Dados divulgados pela Secretaria de Saúde de Campo Grande revelam que o Zika Vírus apavorou 441 gestantes até o momento. Isso porque elas procuraram o médico com suspeita de ter contraído o vírus, que preocupa principalmente quem está grávida.

A preocupação é grande porque há grande possibilidade de uma gestante ter um bebê com microcefalia, caracterizada por um cérebro menor do que o comum, que pode levar à desabilidade mental ou problema nas funções motoras.

Apesar do susto, pelo menos até o momento, não há nenhuma feto identificado com a doença. Das 441 gestantes que fizeram o exame, 138 tiveram resultado positivo e 109 ficaram mais aliviadas com o resultado negativo.

Indagado sobre o acompanhamento e se alguma mãe corre o risco, o secretário de Saúde de Campo Grande, Ivandro Fonseca, disse que até o momento não há situações extremas e ressaltou que é veementemente contra o aborto.

“Eu sou contra o aborto em todos os casos. Defendo a vida em sua integridade. Temos, no Hospital o Dia, um fluxograma de atendimento com estas gestantes, fazendo acompanhamento com obstetra e infectologista. Não queremos que se perca nenhuma vida. Seria muito fácil resolver problemas através do aborto. Outros estados defendem, mas nós em Campo Grande somos contra”, justificou.

O secretário salienta que o direito a vida está previsto na Constituição e destaca a possibilidade de criar uma criança, mesmo com eventual sequela da microcefalia. “Se a criança vir a nascer com o problema em Campo Grande tem como ser atendida. Nós temos convênio com a Apae. É preciso fazer a saúde preventiva e não a curativa. Somos contra o aborto em todas as formas”, finalizou.

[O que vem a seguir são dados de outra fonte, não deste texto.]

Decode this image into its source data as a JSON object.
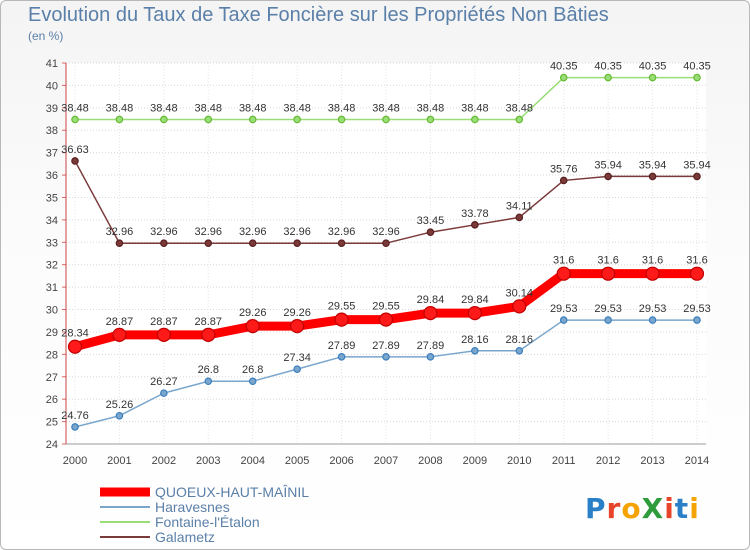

A Zika foi descoberta recentemente e ainda há muitas dúvidas em relação ao contágio. No Brasil a relação com a microcefalia foi descoberta depois do aumento dos casos justamente com a aparição do Zika. Após entrevistas com as grávidas percebeu-se que muitas apresentaram os sintomas da doença, até então desconhecida. Sem grandes certezas sobre contágio, médicos orientam uso de roupas de manga longa e calça comprida para grávidas.

Segundo balanço divulgado pela Secretaria de Saúde de Mato Grosso do Sul, até o momento são 1.359 casos suspeitos e com coleta de amostra para exames laboratoriais. Destes, 171 casos foram confirmados via exame, o que não significa o número exato de casos, visto que muitos não fazem exame.